PDA

View Full Version : [SOLVED:] Loop in .txt file to extract recurring strings



BrI
07-11-2017, 01:20 PM
I'm trying to extract two text strings that will have varying numbers of occurrences in a text file (uploaded a sample with two occurrences - sorry, could not upload a .txt file so put in excel text box).

The strings I want will always follow certain key words so thinking I will use variations of the code below to select the line contents after the following key words:
1) "Interest Holder Name:" - I want the bank name that follows this
2) "Document Reference:" - I want the date that follows this


strIntHlder = Trim(Split(Split(newFileContent, "Interest Holder Name:")(1), " " & vbCrLf)(0))

strDocRef = Trim(Split(Split(newFileContent, "Document Reference:")(1), " " & vbCrLf)(0))


A couple of issues:

1) I want to store all occurrences of the text strings (there can be several), can I use a loop to do this in a text file?

2) The key words will also occur in other areas in the document that I do not want to reference (not shown in the attachment). So, can I isolate a loop range - maybe to a range defined by the first and last text lines shown in the attachment?

Sorry, could not upload a .txt file so put in excel text box.

Thanks for any assistance

mdmackillop
07-11-2017, 03:42 PM
FYI, You can attach a zip file if you can't post a specific file type.

Give this a try.

Sub Test()
Dim objFSO As Object
Dim objTF As Object
Dim strIn 'As String
Dim txt
Dim Pth

Pth = "C:\VBAX\Bank.txt" 'Change to suit

Set objFSO = CreateObject("Scripting.FileSystemObject")
Set objTF = objFSO.OpenTextFile(Pth, 1)
strIn = objTF.readall


strt = InStr(1, strIn, "RECORDED INTERESTS AND INSTRUMENTS")
endd = InStr(1, strIn, "NON-ENABLING INSTRUMENTS")
txt = Mid(strIn, strt, endd - strt)

strIntHlder = Split(txt, "Interest Holder Name:")
For i = LBound(strIntHlder) To UBound(strIntHlder) - 1
Cells(i + 1, 1) = Trim(Split(Split(txt, "Interest Holder Name:")(i + 1), " " & vbCrLf)(0))
Next i

strDocRef = Split(txt, "Document Reference:")
For i = LBound(strDocRef) To UBound(strDocRef) - 1
Cells(i + 1, 2) = Split(Trim(Split(txt, "Document Reference:")(i + 1)), " ")(0)
Next i

Cells.Replace What:="Qualifier:", Replacement:="", LookAt:=xlPart

End Sub

BrI
07-12-2017, 07:52 AM
Excellent!
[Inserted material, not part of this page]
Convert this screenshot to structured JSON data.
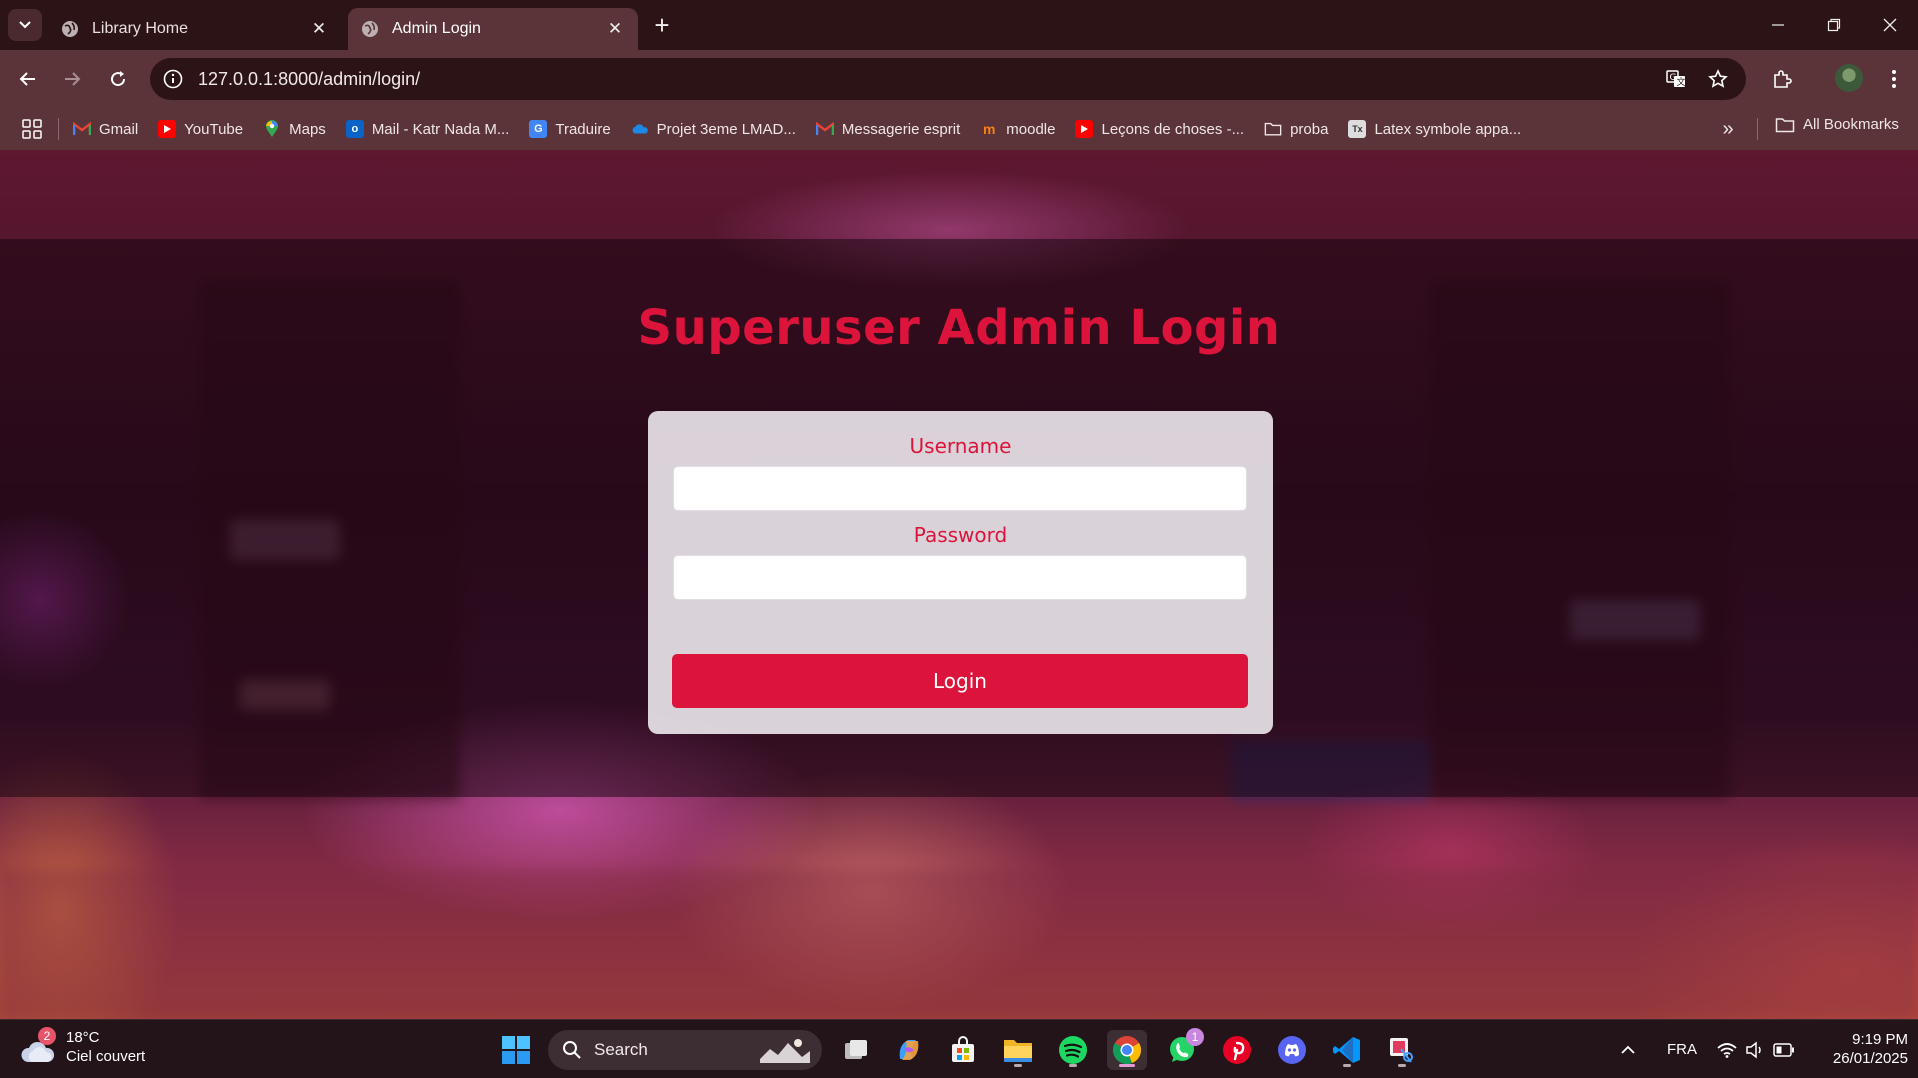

Tested on several docs and working perfectly - will also be very helpful in other situations. Really appreciate your help.
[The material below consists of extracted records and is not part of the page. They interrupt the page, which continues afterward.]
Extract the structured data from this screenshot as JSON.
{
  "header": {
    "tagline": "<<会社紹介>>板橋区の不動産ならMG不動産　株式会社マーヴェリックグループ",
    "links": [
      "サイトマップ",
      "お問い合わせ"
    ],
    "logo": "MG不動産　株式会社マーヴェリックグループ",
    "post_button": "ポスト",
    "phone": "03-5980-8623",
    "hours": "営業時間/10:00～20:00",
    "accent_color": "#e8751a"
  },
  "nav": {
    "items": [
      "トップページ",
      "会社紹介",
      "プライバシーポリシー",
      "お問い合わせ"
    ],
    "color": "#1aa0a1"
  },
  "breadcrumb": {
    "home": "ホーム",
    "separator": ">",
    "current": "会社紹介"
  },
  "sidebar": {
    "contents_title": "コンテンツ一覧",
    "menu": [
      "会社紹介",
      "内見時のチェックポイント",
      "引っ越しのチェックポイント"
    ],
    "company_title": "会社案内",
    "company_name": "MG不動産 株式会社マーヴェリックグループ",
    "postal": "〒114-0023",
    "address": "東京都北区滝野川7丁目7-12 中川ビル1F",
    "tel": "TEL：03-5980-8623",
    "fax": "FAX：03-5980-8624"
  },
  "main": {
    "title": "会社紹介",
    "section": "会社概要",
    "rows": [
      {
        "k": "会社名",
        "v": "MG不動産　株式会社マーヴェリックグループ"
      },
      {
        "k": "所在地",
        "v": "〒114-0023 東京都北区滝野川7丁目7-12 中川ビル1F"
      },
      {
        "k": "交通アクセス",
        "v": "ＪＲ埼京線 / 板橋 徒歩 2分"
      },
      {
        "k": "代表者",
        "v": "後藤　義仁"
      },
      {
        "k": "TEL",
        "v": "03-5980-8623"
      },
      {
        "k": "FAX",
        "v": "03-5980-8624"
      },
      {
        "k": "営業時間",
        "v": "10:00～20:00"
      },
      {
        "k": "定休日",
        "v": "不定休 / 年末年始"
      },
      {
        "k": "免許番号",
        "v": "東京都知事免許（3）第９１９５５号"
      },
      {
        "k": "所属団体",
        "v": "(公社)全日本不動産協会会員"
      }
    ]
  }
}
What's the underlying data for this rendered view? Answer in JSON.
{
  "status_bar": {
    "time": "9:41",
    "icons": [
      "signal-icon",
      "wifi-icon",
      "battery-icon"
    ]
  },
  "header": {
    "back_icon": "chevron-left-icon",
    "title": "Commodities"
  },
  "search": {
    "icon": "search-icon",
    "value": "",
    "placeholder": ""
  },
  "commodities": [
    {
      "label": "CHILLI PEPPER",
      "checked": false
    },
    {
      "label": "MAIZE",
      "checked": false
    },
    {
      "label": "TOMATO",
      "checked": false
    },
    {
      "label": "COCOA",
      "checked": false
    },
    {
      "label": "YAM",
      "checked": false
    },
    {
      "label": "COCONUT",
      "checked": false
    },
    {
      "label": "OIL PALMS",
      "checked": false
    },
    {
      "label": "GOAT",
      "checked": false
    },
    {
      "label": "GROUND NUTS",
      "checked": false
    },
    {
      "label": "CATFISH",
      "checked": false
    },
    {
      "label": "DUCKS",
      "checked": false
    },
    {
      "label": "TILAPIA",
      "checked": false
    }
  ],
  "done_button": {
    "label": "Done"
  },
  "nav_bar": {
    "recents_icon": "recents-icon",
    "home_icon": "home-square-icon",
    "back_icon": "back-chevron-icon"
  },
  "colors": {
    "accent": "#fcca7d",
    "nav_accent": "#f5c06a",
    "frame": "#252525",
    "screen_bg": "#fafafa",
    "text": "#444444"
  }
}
One question, is there a reasonably easy way to extract the date from the "Document Reference:" line rather than the document number?
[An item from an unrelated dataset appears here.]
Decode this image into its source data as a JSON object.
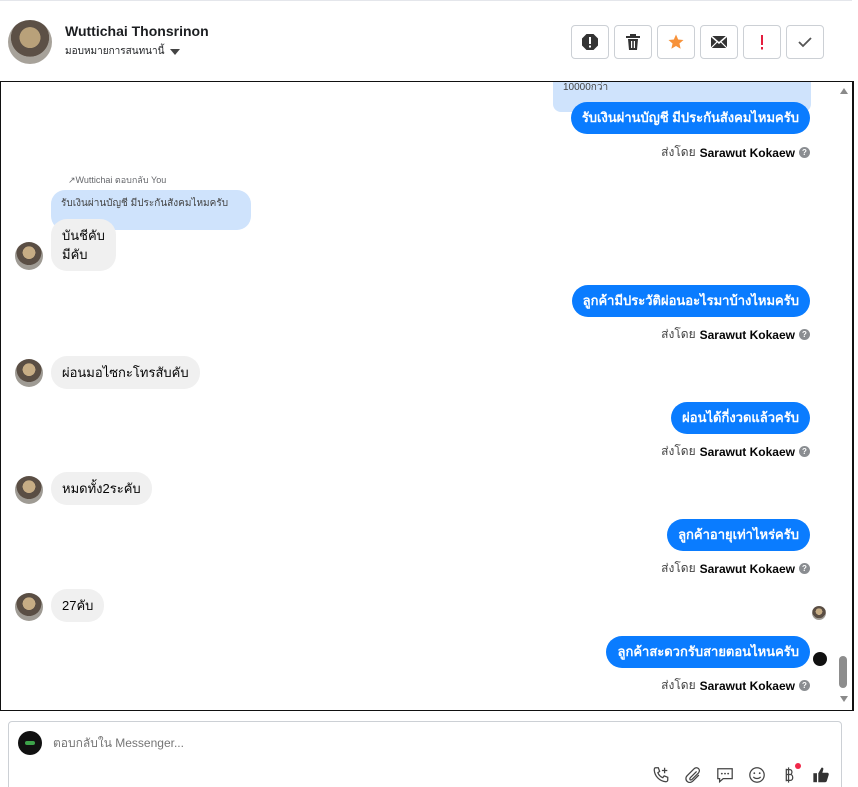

For example, your code currently extracts "75680398987" (note, number of digits will vary in this number) from the line below - could it be modified to extract "2004-06-15" instead?

Document Reference: 75680398987 2004-06-15 12:27:39

mdmackillop
07-12-2017, 09:22 AM
Sub Test()
Dim objFSO As Object
Dim objTF As Object
Dim strIn 'As String
Dim txt


Set objFSO = CreateObject("Scripting.FileSystemObject")
Set objTF = objFSO.OpenTextFile("C:\VBAX\Bank.txt", 1)
strIn = objTF.readall


strt = InStr(1, strIn, "RECORDED INTERESTS AND INSTRUMENTS")
endd = InStr(1, strIn, "NON-ENABLING INSTRUMENTS")


txt = Mid(strIn, strt, endd - strt)


Do Until InStr(txt, " ") = 0 ' Loop until there are no more double spaces
txt = Replace(txt, " ", " ") ' Replace 2 spaces with 1 space
Loop


strIntHlder = Split(txt, "Interest Holder Name:")
For i = LBound(strIntHlder) To UBound(strIntHlder) - 1
Cells(i + 1, 1) = Trim(Split(Split(txt, "Interest Holder Name:")(i + 1), " " & vbCrLf)(0))
Next i


strDocRef = Split(txt, "Document Reference:")
For i = LBound(strDocRef) To UBound(strDocRef) - 1
Cells(i + 1, 2) = Split(Trim(Split(txt, "Document Reference:")(i + 1)), " ")(0)
Cells(i + 1, 3) = Split(Trim(Split(Trim(Split(txt, "Document Reference:")(i + 1)), vbCrLf)(0)), " ")(1)


Next i


Cells.Replace What:="Qualifier:", Replacement:="", LookAt:=xlPart


End Sub

BrI
07-12-2017, 10:30 AM
Yes! Working on all my tests. Can't thank you enough for applying your expertise to this, a great help. Really outstanding!!!